There are too many moose on Isle Royal. It’s impractical to imagine that a group of vets would be able to reenact night battles up there without having moose wandering in and out of their fights; water buffalo stand-ins, perhaps. He didn’t put that in the novel but he told me about it as an idea, a concept.

Gracie Howard

They were a quiet and rather formal family, actually. Did we have an idea that the daughter was troubled? Yes, we did. Did we know that the son was troubled, too? No, I’d say we didn’t. Eugene was a quiet boy. When he died we were stunned, just stunned.

Randall Allen

My cousin was hot. Meg was one hot girl. That much is for sure. I used to go to the lake with her. The whole family would go and she’d be in this bikini and I’d be like, man, why does she have to be my cousin? Of course if she wasn’t my cousin I never would’ve been that close to her, because she was that hot. But she was crazy, too. But that kicked in later.

Janice Allen

Kissing cousins. I saw Randall trying to kiss Meg. She shoved him. We were having a fire on the beach and they were just out of the light, but I could see it clearly. She was going with Billy around then. At least she mentioned his name to me. Then when he came home they took off to California. They say he kidnapped her, but I think she was duplicitous—is that the word?—yeah, she was ready and willing, at least some part of her, to take off with him—not to say he didn’t force her to go, in his own way. When she was gone all we could do was speculate.

Dr. Ralph Stein

Early indications of schizophrenia? I’d say the temporal lobe seizure suffered by the patient [Meg Allen] was an early indication.

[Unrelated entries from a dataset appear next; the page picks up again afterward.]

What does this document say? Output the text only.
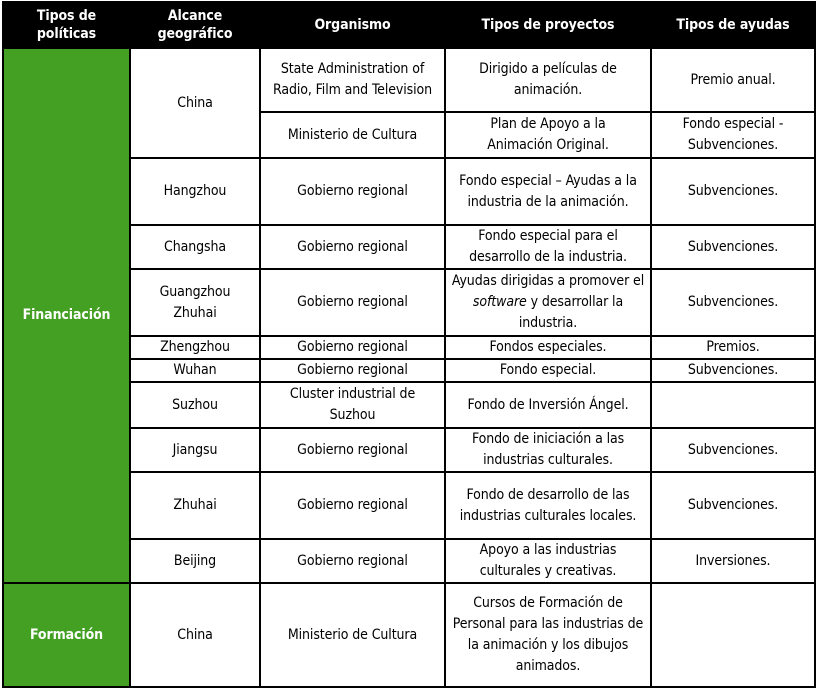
Tipos de políticas	Alcance geográfico	Organismo	Tipos de proyectos	Tipos de ayudas
Financiación	China	State Administration of Radio, Film and Television	Dirigido a películas de animación.	Premio anual.
		Ministerio de Cultura	Plan de Apoyo a la Animación Original.	Fondo especial - Subvenciones.
	Hangzhou	Gobierno regional	Fondo especial – Ayudas a la industria de la animación.	Subvenciones.
	Changsha	Gobierno regional	Fondo especial para el desarrollo de la industria.	Subvenciones.
	Guangzhou Zhuhai	Gobierno regional	Ayudas dirigidas a promover el software y desarrollar la industria.	Subvenciones.
	Zhengzhou	Gobierno regional	Fondos especiales.	Premios.
	Wuhan	Gobierno regional	Fondo especial.	Subvenciones.
	Suzhou	Cluster industrial de Suzhou	Fondo de Inversión Ángel.	
	Jiangsu	Gobierno regional	Fondo de iniciación a las industrias culturales.	Subvenciones.
	Zhuhai	Gobierno regional	Fondo de desarrollo de las industrias culturales locales.	Subvenciones.
	Beijing	Gobierno regional	Apoyo a las industrias culturales y creativas.	Inversiones.
Formación	China	Ministerio de Cultura	Cursos de Formación de Personal para las industrias de la animación y los dibujos animados.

Hospitalization for that condition, at her age [15] is rare but not unheard of.

AUTHOR’S NOTE

A Compact Primer on the Theory of Enfolding

by Eugene Allen

1

The process of reenacting particulars of the causal/trauma events turns (enfolds) the drama/trauma inward. Confusion is undoubtedly an element of the curative process: a mysterious blurring of the line between what happened and what is reenacted. One folds into the other, and during the period of adjustment the patient typically experiences disjunction and bewilderment. He or she may vehemently reject the curative process, making statements to the effect of “This is pure bullshit. I remember everything. Nothing has been tucked away. I’m the same old screwup. You can’t just yank me in here, make me reenact a bunch of the shit I went through, in a lame-assed way, not even close to what it was really like, and expect me to forget about it.” But in most cases, the patient does forget about it, becoming fully immersed in the reenacted trauma’s nullification of the real trauma. (Editor’s note: The author John Horgan has coined a term—Ironic Science—to define a brand of science that “does not advance hypothesis that can be either confirmed or invalidated empirically.” The enfolding process may be Ironic Science at its worst, or it may be visionary science at its best.)